Tuesday was the day for pitchers and catchers to report to Dodgers camp at Camelback Ranch, but mixed in with the battery mates were several position players, who reported early. Chief among the early reporting crew was Carl Crawford, who arrived in Arizona on Monday night, and seems anxious to move on from his time with the Red Sox.
"There was definitely a dark cloud over me when I was in Boston. I just didn't see a light at the end of the tunnel," Crawford said Tuesday. "They were the toughest two years of my career, by far."
Crawford has five years left on the seven-year, $142 million contract he signed with Boston prior to the 2011 season. He hit just .260/.292/.419 in two seasons with the Red Sox, and numerous injuries limited him to just 161 games played in two years. It got so bad in Boston for Crawford that he said he regretted the contract.
"A lot of times I did. You heard a lot of talk about how I just wanted money, and some point I wondered whether I made the right decision," he said. "At the end of the day I did it, and I'll try to put it behind me and move forward."
Crawford missed the first 89 games of 2012 while recovering from offseason surgery on his left wrist. Then, after playing just 31 games his season ended with Tommy John surgery on his left elbow on Aug. 23. He was traded to the Dodgers two days later.

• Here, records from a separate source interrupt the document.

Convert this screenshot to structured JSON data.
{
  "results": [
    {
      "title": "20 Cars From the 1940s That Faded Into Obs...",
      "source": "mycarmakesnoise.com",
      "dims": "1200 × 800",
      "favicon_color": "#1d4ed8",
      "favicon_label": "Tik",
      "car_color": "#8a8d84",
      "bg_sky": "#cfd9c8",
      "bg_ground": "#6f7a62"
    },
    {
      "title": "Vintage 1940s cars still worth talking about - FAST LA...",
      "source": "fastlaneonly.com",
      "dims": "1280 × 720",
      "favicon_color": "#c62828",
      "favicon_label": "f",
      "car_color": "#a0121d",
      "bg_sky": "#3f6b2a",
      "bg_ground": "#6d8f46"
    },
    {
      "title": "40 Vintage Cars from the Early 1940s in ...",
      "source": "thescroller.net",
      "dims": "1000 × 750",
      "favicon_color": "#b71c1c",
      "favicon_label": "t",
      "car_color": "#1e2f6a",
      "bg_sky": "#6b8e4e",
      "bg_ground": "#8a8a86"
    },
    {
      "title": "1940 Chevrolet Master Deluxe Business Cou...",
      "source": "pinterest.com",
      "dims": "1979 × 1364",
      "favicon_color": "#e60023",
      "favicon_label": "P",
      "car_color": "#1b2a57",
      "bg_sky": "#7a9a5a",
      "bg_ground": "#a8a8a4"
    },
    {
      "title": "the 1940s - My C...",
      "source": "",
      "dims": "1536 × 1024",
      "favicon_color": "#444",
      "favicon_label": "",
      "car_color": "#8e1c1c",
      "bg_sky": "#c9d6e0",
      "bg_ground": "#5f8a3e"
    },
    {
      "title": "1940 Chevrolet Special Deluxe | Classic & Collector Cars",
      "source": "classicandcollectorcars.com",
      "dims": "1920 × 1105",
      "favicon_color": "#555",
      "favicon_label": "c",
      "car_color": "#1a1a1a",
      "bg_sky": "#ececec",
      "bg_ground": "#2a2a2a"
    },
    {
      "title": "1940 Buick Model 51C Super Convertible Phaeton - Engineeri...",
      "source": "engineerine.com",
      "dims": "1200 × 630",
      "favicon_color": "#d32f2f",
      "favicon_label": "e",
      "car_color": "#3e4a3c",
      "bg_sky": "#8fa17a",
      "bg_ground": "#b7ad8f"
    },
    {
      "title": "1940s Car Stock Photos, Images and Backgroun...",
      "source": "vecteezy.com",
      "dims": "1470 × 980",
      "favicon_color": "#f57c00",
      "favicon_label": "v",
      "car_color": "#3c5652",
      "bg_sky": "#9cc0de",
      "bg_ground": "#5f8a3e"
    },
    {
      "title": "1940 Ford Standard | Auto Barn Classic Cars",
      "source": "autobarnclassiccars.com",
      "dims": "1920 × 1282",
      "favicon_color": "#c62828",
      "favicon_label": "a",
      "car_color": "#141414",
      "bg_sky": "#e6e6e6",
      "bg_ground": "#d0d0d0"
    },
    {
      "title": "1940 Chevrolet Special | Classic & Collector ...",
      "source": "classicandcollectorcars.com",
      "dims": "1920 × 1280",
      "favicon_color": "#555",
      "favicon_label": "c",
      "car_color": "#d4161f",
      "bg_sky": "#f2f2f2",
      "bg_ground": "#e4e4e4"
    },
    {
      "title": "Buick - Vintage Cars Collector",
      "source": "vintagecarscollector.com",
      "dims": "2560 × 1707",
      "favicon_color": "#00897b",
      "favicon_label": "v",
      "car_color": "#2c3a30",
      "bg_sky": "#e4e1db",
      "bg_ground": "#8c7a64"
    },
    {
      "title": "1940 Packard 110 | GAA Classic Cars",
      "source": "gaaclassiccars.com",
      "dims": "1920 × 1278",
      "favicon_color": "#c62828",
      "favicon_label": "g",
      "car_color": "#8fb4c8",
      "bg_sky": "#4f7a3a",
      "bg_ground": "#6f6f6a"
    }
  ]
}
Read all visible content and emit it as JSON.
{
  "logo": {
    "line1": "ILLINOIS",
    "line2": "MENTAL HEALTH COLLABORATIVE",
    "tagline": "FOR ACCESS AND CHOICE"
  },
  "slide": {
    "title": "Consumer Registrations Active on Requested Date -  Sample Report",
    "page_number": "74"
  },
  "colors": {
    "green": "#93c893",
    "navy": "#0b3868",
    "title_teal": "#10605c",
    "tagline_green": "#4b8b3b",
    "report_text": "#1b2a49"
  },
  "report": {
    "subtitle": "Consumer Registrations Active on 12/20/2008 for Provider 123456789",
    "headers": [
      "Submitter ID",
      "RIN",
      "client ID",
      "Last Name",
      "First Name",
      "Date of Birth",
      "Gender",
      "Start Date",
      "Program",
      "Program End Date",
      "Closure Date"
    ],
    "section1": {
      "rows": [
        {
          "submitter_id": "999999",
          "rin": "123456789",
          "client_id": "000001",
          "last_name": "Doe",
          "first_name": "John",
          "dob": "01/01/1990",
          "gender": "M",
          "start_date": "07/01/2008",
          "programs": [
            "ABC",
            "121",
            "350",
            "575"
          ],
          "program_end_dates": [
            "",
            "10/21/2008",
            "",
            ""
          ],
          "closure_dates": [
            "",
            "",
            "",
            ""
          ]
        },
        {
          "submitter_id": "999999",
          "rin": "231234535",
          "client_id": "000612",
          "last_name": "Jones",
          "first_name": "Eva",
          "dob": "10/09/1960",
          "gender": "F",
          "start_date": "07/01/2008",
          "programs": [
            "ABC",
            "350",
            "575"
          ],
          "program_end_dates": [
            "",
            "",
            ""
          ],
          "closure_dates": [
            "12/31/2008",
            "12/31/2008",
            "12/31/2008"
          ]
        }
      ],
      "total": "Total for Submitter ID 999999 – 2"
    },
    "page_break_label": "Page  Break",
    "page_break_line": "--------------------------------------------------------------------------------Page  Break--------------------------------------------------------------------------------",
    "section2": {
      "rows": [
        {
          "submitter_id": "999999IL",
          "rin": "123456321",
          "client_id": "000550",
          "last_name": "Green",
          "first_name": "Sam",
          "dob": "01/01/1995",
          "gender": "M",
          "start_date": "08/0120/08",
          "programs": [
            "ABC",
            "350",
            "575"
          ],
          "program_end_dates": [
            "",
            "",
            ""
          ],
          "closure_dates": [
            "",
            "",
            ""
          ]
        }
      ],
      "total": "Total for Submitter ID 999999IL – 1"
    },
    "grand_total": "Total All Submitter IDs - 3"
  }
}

The elbow surgery sidelined Crawford until mid-January. He is now back to throwing, light tossing from between 45 and 60 feet, and has topped out at 90 feet. Crawford has also been swinging a bat for the last two to three weeks, both off a tee and soft toss, but he said he is limited such that he can't do anything yet on an everyday basis.
Crawford said he has no pain in the elbow, but just fatigue in the muscles, which is pretty typical in recovery from Tommy John surgery. But the wrist is also a concern, as Crawford said he must continue to wear a sliding guard at all times while on the bases to avoid further injury.
"(The wrist) is something I'll have to stay on top of throughout the season," Crawford said.
Both general manager Ned Colletti and manager Don Mattingly say they expect Crawford to be ready to play around opening day, though the outfielder will be limited during spring training, especially at first. Crawford said he would understand if the team wants to take it slow and not rush him out there every day.
"I'm confident. Physically my body feels good. I'm still doing therapy with the elbow. I think I can hit the cutoff man by opening day, but I don't know if that's when they'll want me to come back," Crawford said. "I see myself as an everyday guy, but I understand the thought of wanting to ease me back in. I haven't played since August, and didn't play two or three months before that."
Crawford has batted second most often in his career, with nearly half of his career starts coming from that batting order position. He also has 372 starts batting leadoff, but just 14 in the last six seasons combined. When asked Tuesday if he had a preference of where to hit in the batting order, Crawford said, "Wherever they put me, that's where I'll hit."
There have been rumors that Crawford doesn't like to hit leadoff and prefers batting second, but Crawford himself was baffled as to their origin.
"I've had that perception since I first came up. I don't know where it came from. I don't write the lineup. I just play wherever the manager put me," Crawford said. "Playing for guys like Lou Piniella, you can't tell him where you will hit at. He's the one who started hitting me in the two hole."
Piniella actually started with Crawford batting leadoff, something he did 334 times in Tampa Bay from 2003-2005. But after the All-Star break in 2005, Piniella's final season as manager, Crawford started 60 games batting second, the batting order position from which Crawford has started the bulk of his games for the last seven seasons.
"I never knew where that got started. When I was in the minor leagues, I never hit anywhere but leadoff. Somebody said I didn't want to hit leadoff and it's been with me for 10 years now," Crawford said, laughing.